Jie Chen
Jie Chen

Reputation: 93

opengl projection- where is the mapping to NDC

Where is the mapping to NDC?

According to my understanding, the projection matrix does two things: First, it clips the view space to form the frustum. It only keeps the vertices that fall into the frustum but clips others that fall outside. Second, it maps the coordinates within the clipped space to NDC [-1, 1].

But I only see that we create a frustum (to use for clipping) by define a perspective matrix with glm::perspective or glm::ortho. Where is the steps to do the mapping between frustum and NDC?

Or we just need to define the frustum and OpenGL will do the two steps for us automatically?

Upvotes: 2

Views: 711

Answers (1)

Nicol Bolas
Nicol Bolas

Reputation: 474086

According to my understanding, the projection matrix do two things: first, it clipped the view space to form the frustum. It only keeps the vertice that's fall into the frustum but clipped others fall outside. Second, it maps the coordinates within the clipped space to NDC [-1, 1].

It does neither of these things.

A 4x4 matrix is just a transformation. A transformation by itself cannot clip anything. And while a matrix can transform coordinates into a [-1, 1] space, that's not necessarily what the clip space provided by the vertex shader will be. And it's certainly not the clip space used by 3D projection matrices.

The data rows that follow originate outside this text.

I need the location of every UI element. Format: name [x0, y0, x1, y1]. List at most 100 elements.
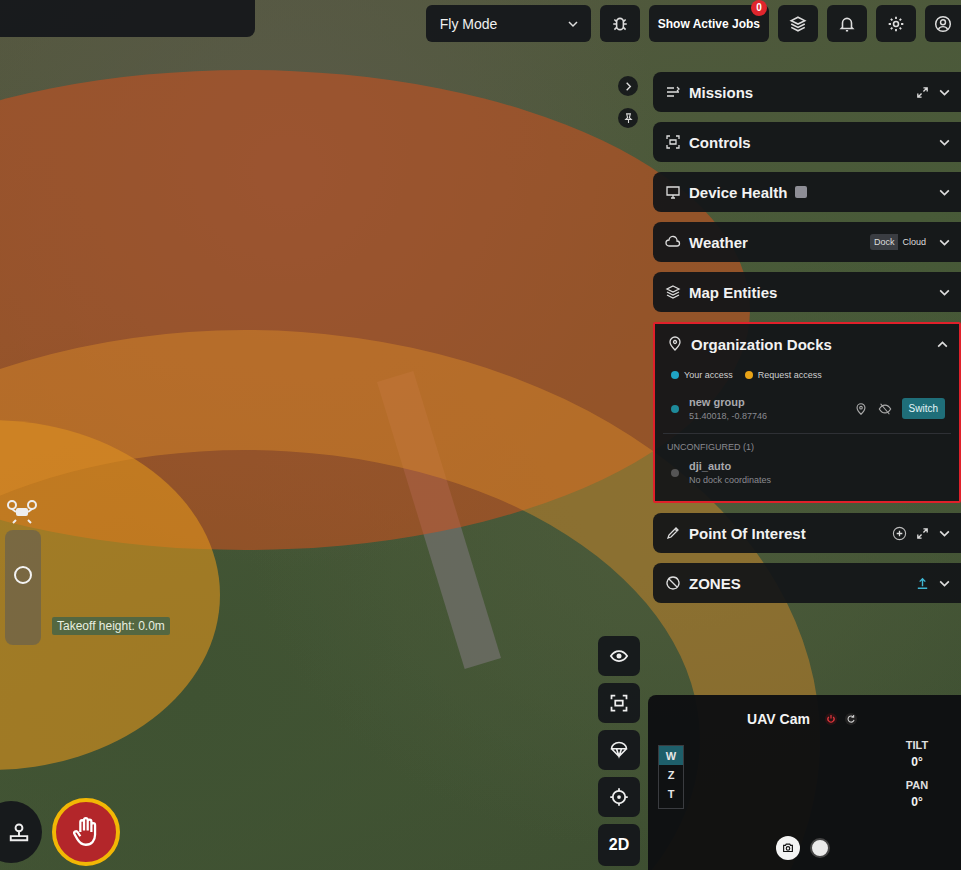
active-jobs-button[interactable]: Show Active Jobs 0 — [649, 5, 769, 42]
emergency-stop-button[interactable] — [52, 798, 120, 866]
gear-icon — [887, 15, 905, 33]
camera-icon — [781, 841, 795, 855]
legend-item: Your access — [671, 370, 733, 380]
layers-button[interactable] — [778, 5, 818, 42]
zoom-modes: WZT — [658, 745, 684, 809]
section-header[interactable]: Map Entities — [653, 272, 961, 312]
dock-status-dot — [671, 405, 679, 413]
notifications-button[interactable] — [827, 5, 867, 42]
dock-row[interactable]: dji_autoNo dock coordinates — [655, 454, 959, 493]
user-icon — [934, 15, 952, 33]
zoom-mode-option[interactable]: Z — [659, 765, 683, 784]
home-dot — [14, 566, 32, 584]
mode-select[interactable]: Fly Mode — [426, 5, 591, 42]
section-header[interactable]: Device Health — [653, 172, 961, 212]
zoom-mode-option[interactable]: T — [659, 784, 683, 803]
legend-dot — [745, 371, 753, 379]
panel-section: Missions — [653, 72, 961, 112]
locate-tool[interactable] — [598, 777, 640, 817]
expand-icon[interactable] — [915, 526, 930, 541]
layers-icon — [789, 15, 807, 33]
collapse-panel-button[interactable] — [618, 76, 638, 96]
section-icon — [665, 284, 681, 300]
top-bar: Fly Mode Show Active Jobs 0 — [0, 0, 961, 42]
chevron-icon[interactable] — [936, 338, 949, 351]
plus-icon[interactable] — [892, 526, 907, 541]
section-icon — [665, 184, 681, 200]
upload-icon[interactable] — [915, 576, 930, 591]
takeoff-height-label: Takeoff height: 0.0m — [52, 617, 170, 635]
parachute-tool[interactable] — [598, 730, 640, 770]
section-icon — [665, 234, 681, 250]
weather-source-toggle[interactable]: DockCloud — [870, 234, 930, 250]
bug-icon — [611, 15, 629, 33]
chevron-icon[interactable] — [938, 136, 951, 149]
section-header[interactable]: Organization Docks — [655, 324, 959, 364]
hand-icon — [69, 815, 103, 849]
settings-button[interactable] — [876, 5, 916, 42]
user-button[interactable] — [925, 5, 961, 42]
view-tool[interactable] — [598, 636, 640, 676]
pin-panel-button[interactable] — [618, 108, 638, 128]
dock-view-button[interactable] — [0, 801, 42, 863]
access-legend: Your access Request access — [655, 364, 959, 390]
gimbal-reading: PAN0° — [906, 779, 928, 809]
chevron-icon[interactable] — [938, 286, 951, 299]
view-mode-button[interactable]: 2D — [598, 824, 640, 866]
bell-icon — [838, 15, 856, 33]
eye-icon — [609, 646, 629, 666]
debug-button[interactable] — [600, 5, 640, 42]
drone-control-app: Takeoff height: 0.0m Fly Mode Show Active … — [0, 0, 961, 870]
chevron-down-icon — [567, 18, 579, 30]
jobs-badge: 0 — [751, 0, 767, 16]
chevron-icon[interactable] — [938, 527, 951, 540]
dock-status-dot — [671, 469, 679, 477]
drone-marker-pole — [5, 530, 41, 645]
chevron-icon[interactable] — [938, 86, 951, 99]
section-icon — [665, 84, 681, 100]
legend-item: Request access — [745, 370, 822, 380]
refresh-icon[interactable] — [844, 712, 858, 726]
top-actions: Fly Mode Show Active Jobs 0 — [426, 5, 961, 42]
camera-header: UAV Cam — [658, 711, 947, 727]
chevron-icon[interactable] — [938, 186, 951, 199]
expand-icon[interactable] — [915, 85, 930, 100]
health-status-box — [795, 186, 807, 198]
dock-icon — [8, 821, 30, 843]
weather-source-option[interactable]: Dock — [870, 234, 899, 250]
panel-section: Device Health — [653, 172, 961, 212]
section-header[interactable]: Controls — [653, 122, 961, 162]
section-header[interactable]: ZONES — [653, 563, 961, 603]
chevron-right-icon — [623, 81, 634, 92]
panel-section: ZONES — [653, 563, 961, 603]
power-icon[interactable] — [824, 712, 838, 726]
photo-button[interactable] — [776, 836, 800, 860]
camera-actions — [658, 836, 947, 860]
frame-icon — [609, 693, 629, 713]
chevron-icon[interactable] — [938, 236, 951, 249]
zoom-mode-option[interactable]: W — [659, 746, 683, 765]
legend-dot — [671, 371, 679, 379]
frame-tool[interactable] — [598, 683, 640, 723]
section-header[interactable]: WeatherDockCloud — [653, 222, 961, 262]
weather-source-option[interactable]: Cloud — [898, 234, 930, 250]
drone-icon[interactable] — [6, 500, 38, 524]
panel-toggles — [618, 76, 638, 128]
dock-row[interactable]: new group51.40018, -0.87746Switch — [655, 390, 959, 429]
gimbal-readings: TILT0° PAN0° — [887, 739, 947, 809]
chevron-icon[interactable] — [938, 577, 951, 590]
search-field[interactable] — [0, 0, 255, 37]
camera-panel: UAV Cam WZT TILT0° PAN0° — [648, 695, 961, 870]
section-header[interactable]: Point Of Interest — [653, 513, 961, 553]
panel-section: Point Of Interest — [653, 513, 961, 553]
gimbal-reading: TILT0° — [906, 739, 928, 769]
locate-pin-icon[interactable] — [854, 402, 868, 416]
bottom-controls — [0, 798, 120, 866]
panel-section: Organization Docks Your access Request acc… — [653, 322, 961, 503]
eye-off-icon[interactable] — [878, 402, 892, 416]
panel-section: Controls — [653, 122, 961, 162]
divider — [663, 433, 951, 434]
record-button[interactable] — [810, 838, 830, 858]
switch-dock-button[interactable]: Switch — [902, 398, 945, 419]
section-header[interactable]: Missions — [653, 72, 961, 112]
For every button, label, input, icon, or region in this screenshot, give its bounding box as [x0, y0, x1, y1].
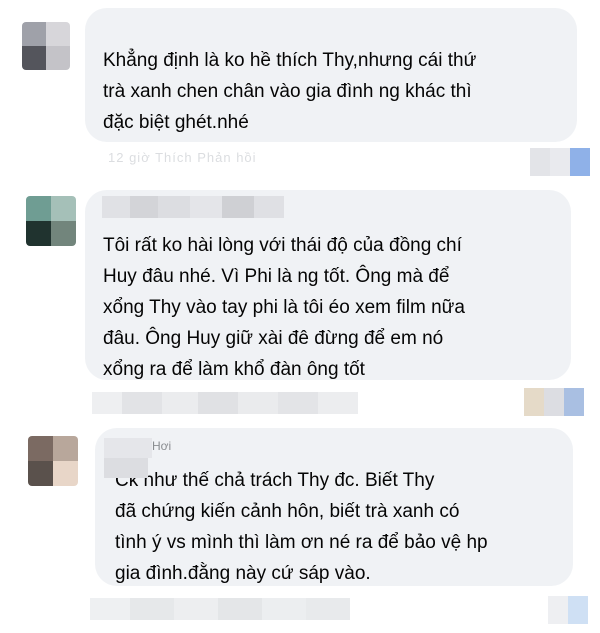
- avatar[interactable]: [28, 436, 78, 486]
- comment-meta[interactable]: [90, 598, 350, 620]
- author-name-blurred[interactable]: [104, 438, 152, 478]
- comment-text: Tôi rất ko hài lòng với thái độ của đồng…: [103, 235, 465, 380]
- comment-bubble: Tôi rất ko hài lòng với thái độ của đồng…: [85, 190, 571, 380]
- avatar[interactable]: [26, 196, 76, 246]
- reaction-badge[interactable]: [524, 388, 584, 416]
- author-name-blurred[interactable]: [102, 196, 284, 218]
- comment-text: Khẳng định là ko hề thích Thy,nhưng cái …: [103, 50, 477, 133]
- reaction-badge[interactable]: [548, 596, 588, 624]
- comment-text: Ck như thế chả trách Thy đc. Biết Thy đã…: [115, 470, 488, 584]
- comment-meta[interactable]: 12 giờ Thích Phản hồi: [108, 150, 257, 165]
- reaction-badge[interactable]: [530, 148, 590, 176]
- author-name-fragment: Hơi: [152, 439, 172, 453]
- avatar[interactable]: [22, 22, 70, 70]
- comment-bubble: Khẳng định là ko hề thích Thy,nhưng cái …: [85, 8, 577, 142]
- comment-meta[interactable]: [92, 392, 358, 414]
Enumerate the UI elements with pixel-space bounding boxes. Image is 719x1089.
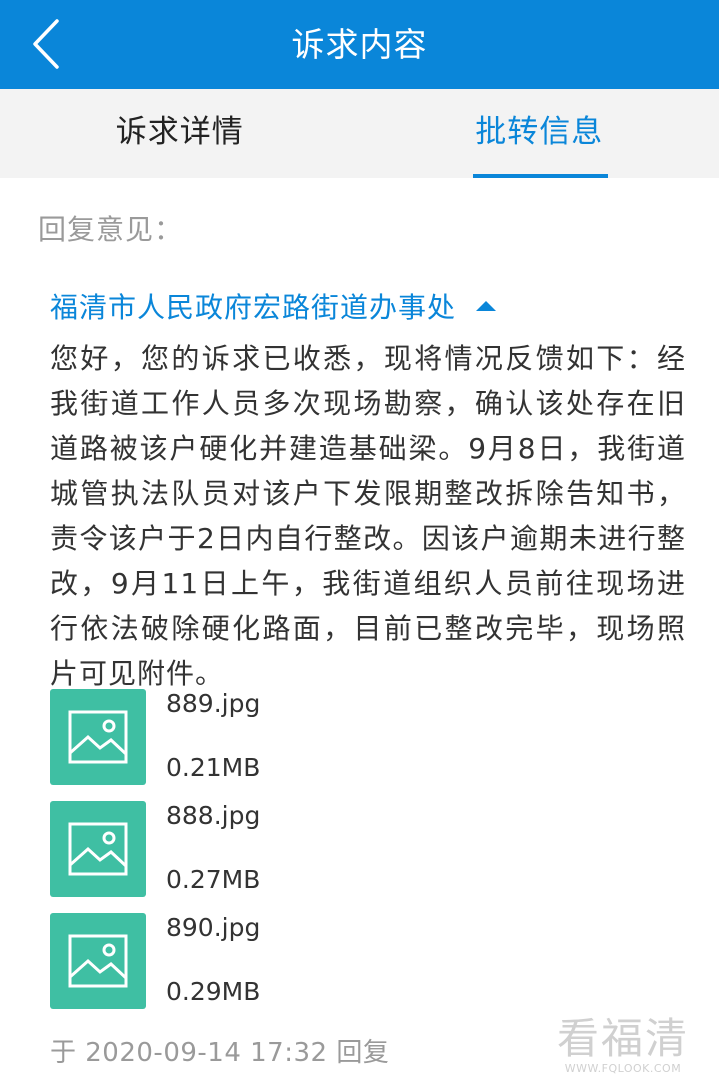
- tab-label: 批转信息: [475, 114, 604, 150]
- attachment-size: 0.21MB: [166, 753, 261, 782]
- page-title: 诉求内容: [291, 25, 428, 64]
- tab-bar: 诉求详情 批转信息: [0, 89, 719, 178]
- attachment-name: 888.jpg: [166, 801, 261, 830]
- office-name: 福清市人民政府宏路街道办事处: [50, 291, 457, 324]
- image-icon: [50, 801, 146, 897]
- attachment-name: 890.jpg: [166, 913, 261, 942]
- attachment-size: 0.27MB: [166, 865, 261, 894]
- tab-transfer-info[interactable]: 批转信息: [360, 89, 719, 178]
- image-icon: [50, 913, 146, 1009]
- reply-label: 回复意见：: [38, 213, 184, 246]
- attachment-name: 889.jpg: [166, 689, 261, 718]
- watermark-text: 看福清: [556, 1014, 689, 1063]
- tab-label: 诉求详情: [115, 114, 244, 150]
- attachment-item[interactable]: 888.jpg 0.27MB: [50, 801, 450, 901]
- image-icon: [50, 689, 146, 785]
- office-header[interactable]: 福清市人民政府宏路街道办事处: [50, 284, 497, 328]
- watermark-url: WWW.FQLOOK.COM: [564, 1062, 682, 1075]
- active-tab-indicator: [472, 174, 608, 178]
- caret-up-icon: [476, 301, 497, 311]
- watermark-logo: 看福清 WWW.FQLOOK.COM: [557, 1005, 689, 1075]
- top-bar: 诉求内容: [0, 0, 719, 89]
- attachment-item[interactable]: 890.jpg 0.29MB: [50, 913, 450, 1013]
- reply-time: 于 2020-09-14 17:32 回复: [50, 1038, 390, 1068]
- tab-appeal-details[interactable]: 诉求详情: [0, 89, 360, 178]
- attachment-item[interactable]: 889.jpg 0.21MB: [50, 689, 450, 789]
- reply-content: 您好，您的诉求已收悉，现将情况反馈如下：经我街道工作人员多次现场勘察，确认该处存…: [50, 342, 686, 690]
- attachment-size: 0.29MB: [166, 977, 261, 1006]
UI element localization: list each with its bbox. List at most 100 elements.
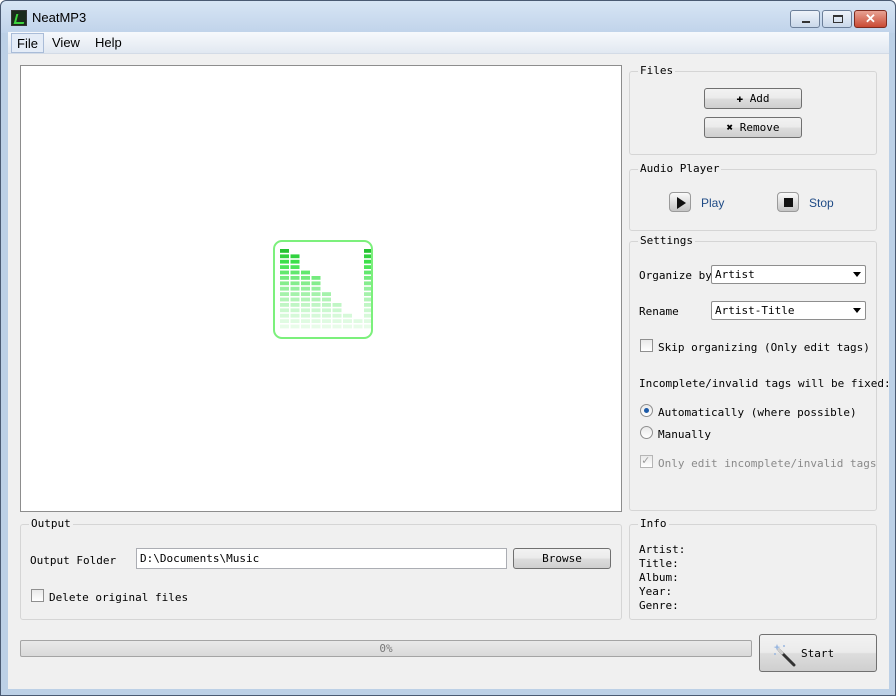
chevron-down-icon — [853, 308, 861, 313]
maximize-button[interactable] — [822, 10, 852, 28]
auto-fix-radio[interactable] — [640, 404, 653, 417]
equalizer-logo-icon — [273, 240, 373, 339]
equalizer-segment — [322, 308, 331, 313]
audio-player-group: Audio Player Play Stop — [629, 162, 877, 231]
equalizer-segment — [332, 313, 342, 318]
equalizer-segment — [343, 324, 352, 329]
menu-view[interactable]: View — [47, 33, 85, 53]
equalizer-segment — [301, 276, 310, 280]
manual-fix-label[interactable]: Manually — [658, 428, 711, 441]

The only mandated job of the vertex shader (or the last vertex processing shader stage) is to generate a clip-space position for each vertex. Clip-space is defined by OpenGL to be the 4D space where the XYZ components of the position are within the range [-W, W] are considered "visible". Here, "W" is the W component of the position. So for each XYZW, "visible" is defined as where the XYZ components are in the range of W.

The actual clipping of primitives happens after the vertex shader. Each primitive's vertices are clipped against the previously-defined 4D clip space.

A projection frustum is created by transforming positions into a clip-space such that those 4D positions outside of the frustum are outside of the [-W, W] range, and those inside of the frustum are inside of that range.

So it is not that the transformation clips anything; it merely sets up the data so that OpenGL's clipping system will clip things correctly.

Similarly, clip-space is not NDC space (unless the W component for the position is 1). NDC space is defined by taking the XYZ of a clip-space position and dividing it by that position's W component (and if W is 1, then this obviously changes nothing). Clip and NDC space are two separate spaces, and clipping happens before NDC space. You can conceptually think of clipping as being done against the [-1, 1] range of NDC space. After all, clip-space is on the [-W, W] range, so if you divide that by W, you get the range [-1, 1].

But it's still important to remember that clip space isn't NDC space.